Нет, закричал я, ложь! и потребовал исправить, немедля: Сейчас, я полагаю, полшестого утра. Вскоре после семи я проснусь с помощью будильника, покину эту проклятую уютную инвалидную коляску, в которой сижу как пристегнутый, и свой день – среда, сегодня среда! – сразу после завтрака, нет, после чистки зубов, перед чаем, ржаным хлебом, колбасой, сыром, яйцом и прежде, чем газета в промежутке между этим наболтает мне ерунду, начну с незапятнанных намерений…

Ей было невозможно ничего возразить, более того, она количественно увеличивалась.

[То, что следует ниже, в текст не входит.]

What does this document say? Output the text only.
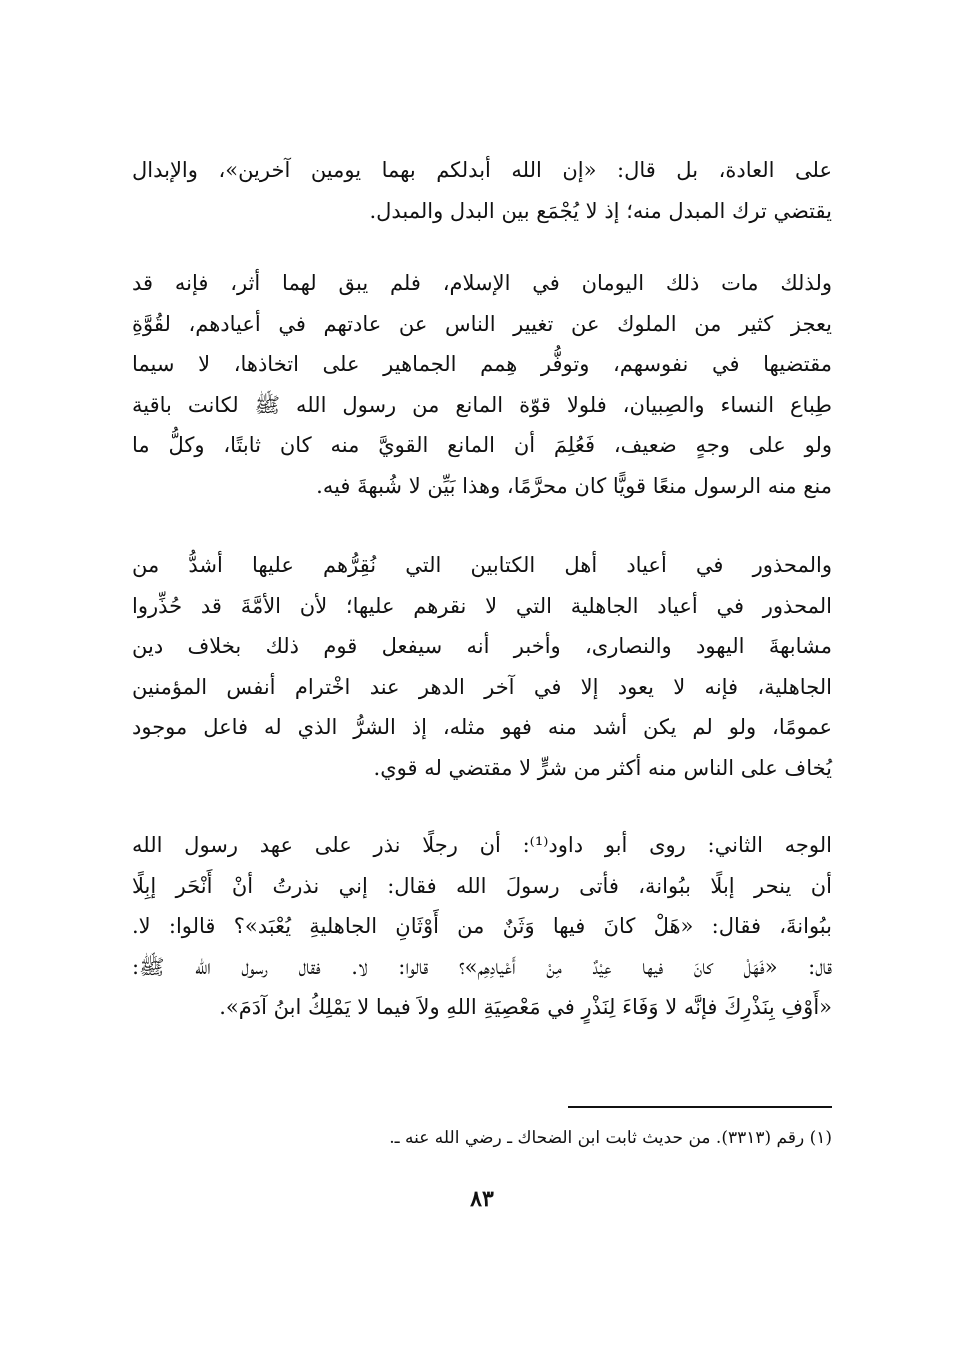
على العادة، بل قال: «إن الله أبدلكم بهما يومين آخرين»، والإبدال
يقتضي ترك المبدل منه؛ إذ لا يُجْمَع بين البدل والمبدل.
ولذلك مات ذلك اليومان في الإسلام، فلم يبق لهما أثر، فإنه قد
يعجز كثير من الملوك عن تغيير الناس عن عادتهم في أعيادهم، لقُوَّةِ
مقتضيها في نفوسهم، وتوفُّر هِمم الجماهير على اتخاذها، لا سيما
طِباع النساء والصِبيان، فلولا قوّة المانع من رسول الله ﷺ لكانت باقية
ولو على وجهٍ ضعيف، فَعُلِمَ أن المانع القويَّ منه كان ثابتًا، وكلُّ ما
منع منه الرسول منعًا قويًّا كان محرَّمًا، وهذا بَيِّن لا شُبهةَ فيه.
والمحذور في أعياد أهل الكتابين التي نُقِرُّهم عليها أشدُّ من
المحذور في أعياد الجاهلية التي لا نقرهم عليها؛ لأن الأمَّةَ قد حُذِّروا
مشابهةَ اليهود والنصارى، وأخبر أنه سيفعل قوم ذلك بخلاف دين
الجاهلية، فإنه لا يعود إلا في آخر الدهر عند اخْترام أنفس المؤمنين
عمومًا، ولو لم يكن أشد منه فهو مثله، إذ الشرُّ الذي له فاعل موجود
يُخاف على الناس منه أكثر من شرٍّ لا مقتضي له قوي.
الوجه الثاني: روى أبو داود⁽¹⁾: أن رجلًا نذر على عهد رسول الله
أن ينحر إبلًا ببُوانة، فأتى رسولَ الله فقال: إني نذرتُ أنْ أَنْحَر إبِلًا
ببُوانةَ، فقال: «هَلْ كانَ فيها وَثَنٌ من أَوْثَانِ الجاهليةِ يُعْبَد»؟ قالوا: لا.
قال: «فَهَلْ كانَ فيها عِيْدٌ مِنْ أَعْيادِهِم»؟ قالوا: لا. فقال رسول الله ﷺ:
«أَوْفِ بِنَذْرِكَ فإنَّه لا وَفَاءَ لِنَذْرٍ في مَعْصِيَةِ اللهِ ولاَ فيما لا يَمْلِكُ ابنُ آدَمَ».
(١) رقم (٣٣١٣). من حديث ثابت ابن الضحاك ـ رضي الله عنه ـ.
٨٣
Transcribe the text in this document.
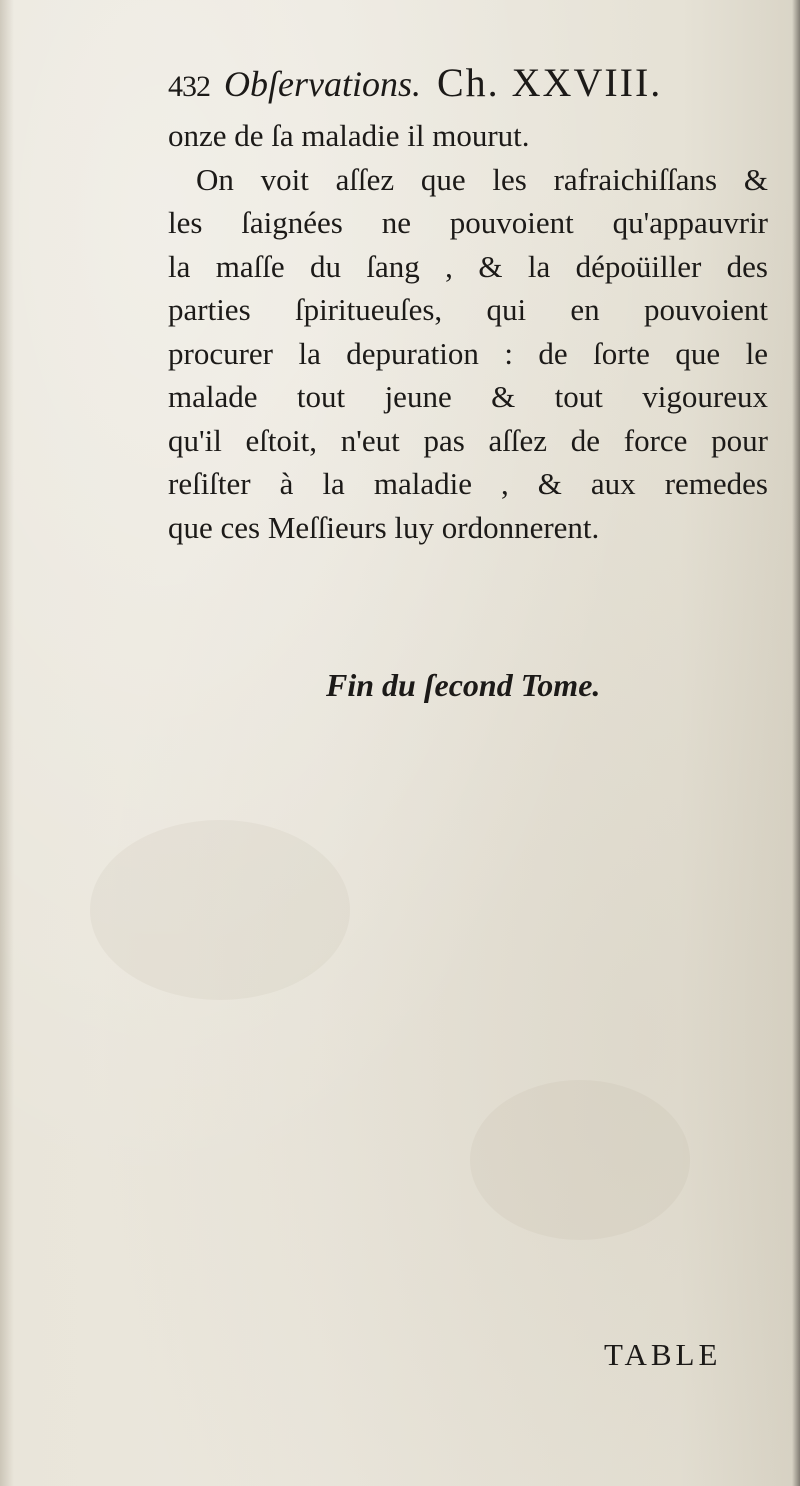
432 Obſervations. Ch. XXVIII.
onze de ſa maladie il mourut.
On voit aſſez que les rafraichiſſans &
les ſaignées ne pouvoient qu'appauvrir
la maſſe du ſang , & la dépoüiller des
parties ſpiritueuſes, qui en pouvoient
procurer la depuration : de ſorte que le
malade tout jeune & tout vigoureux
qu'il eſtoit, n'eut pas aſſez de force pour
reſiſter à la maladie , & aux remedes
que ces Meſſieurs luy ordonnerent.
Fin du ſecond Tome.
TABLE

Несколько выводков запищали и переполнили образ. Снова их крысиный язык: Футш мидде миншер. Штуббихь гешеммеле нух! Что должно было означать: Только лишь мелкий дождь, и хорошо, что они больше не отбрасывают тени.

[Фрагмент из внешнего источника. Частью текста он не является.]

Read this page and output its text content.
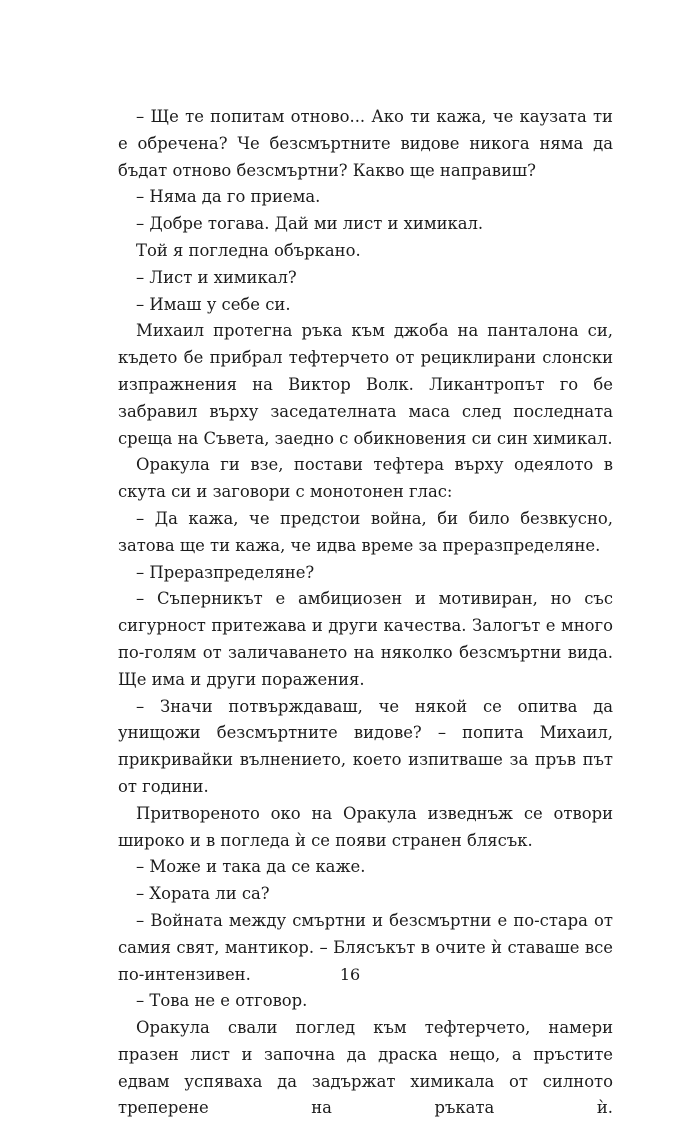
– Ще те попитам отново... Ако ти кажа, че каузата ти е обречена? Че безсмъртните видове никога няма да бъдат отново безсмъртни? Какво ще направиш?

– Няма да го приема.

– Добре тогава. Дай ми лист и химикал.

Той я погледна объркано.

– Лист и химикал?

– Имаш у себе си.

Михаил протегна ръка към джоба на панталона си, където бе прибрал тефтерчето от рециклирани слонски изпражнения на Виктор Волк. Ликантропът го бе забравил върху заседателната маса след последната среща на Съвета, заедно с обикновения си син химикал.

Оракула ги взе, постави тефтера върху одеялото в скута си и заговори с монотонен глас:

– Да кажа, че предстои война, би било безвкусно, затова ще ти кажа, че идва време за преразпределяне.

– Преразпределяне?

– Съперникът е амбициозен и мотивиран, но със сигурност притежава и други качества. Залогът е много по-голям от заличаването на няколко безсмъртни вида. Ще има и други поражения.

– Значи потвърждаваш, че някой се опитва да унищожи безсмъртните видове? – попита Михаил, прикривайки вълнението, което изпитваше за пръв път от години.

Притвореното око на Оракула изведнъж се отвори широко и в погледа ѝ се появи странен блясък.

– Може и така да се каже.

– Хората ли са?

– Войната между смъртни и безсмъртни е по-стара от самия свят, мантикор. – Блясъкът в очите ѝ ставаше все по-интензивен.

– Това не е отговор.

Оракула свали поглед към тефтерчето, намери празен лист и започна да драска нещо, а пръстите едвам успяваха да задържат химикала от силното треперене на ръката ѝ.

16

Один их мусор, который лучится, и их яд, который сочится из бочек. Никто бы о них не знал, если бы не было нас, пищал крысиный выводок. Теперь, когда их нет, можно вспоминать о них с добротой, даже снисходительно.

Когда я еще держался за свою инвалидную коляску, крысиха снова заговорила одна: Да, мы восхищались вашим хождением на двух ногах, самой вашей осанкой, этим вашим трюком из века в век. Столетиями под гнетом, по пути на эшафот, всю жизнь по коридорам, выпроваживаемые из передней в переднюю: они всегда ходили прямо или согбенно, лишь изредка ползая на четвереньках. Достойные восхищения двуногие: по дороге на работу, в изгнании, прямиком на смерть, хрипло поющие в наступлении, безмолвные при отступлении. Мы помним выправку человека, воздвигал ли он пирамиды камень за камнем, строил ли Великую Китайскую стену, прокладывал ли каналы через таящую в себе лихорадку топь, добивался ли все меньшей численности при Вердене или под Сталинградом. Они оставались стойкими там, где занимали позиции; и были расстреляны по приговору военного суда те, кто убегал без приказа в тыл. Мы часто говорили себе: на какой бы ложный путь они ни ступали, их прямохождение будет их отличать. Странные пути и обходные дороги, но они шли шаг за шагом. А ваши процессии, демонстрации, парады, ваши танцы и забеги! Смотрите, учили мы наш выводок: это человек. Это его отличает. Это делает его красивым. Голодный, часами простаивающий в очереди, да, даже дугообразный, измученный такими, как он, или под выдуманным бременем, которое он называет совестью, отягощенный проклятием своего мстящего Бога, под давящим тяжестью крестом. Взгляните на эти картины, посвященные страданию, всегда разных цветов! Все это он пережил. Выпрямившись, он идет дальше после падения, как будто человек хотел быть или стать примером для нас, всегда бывших рядом с ним.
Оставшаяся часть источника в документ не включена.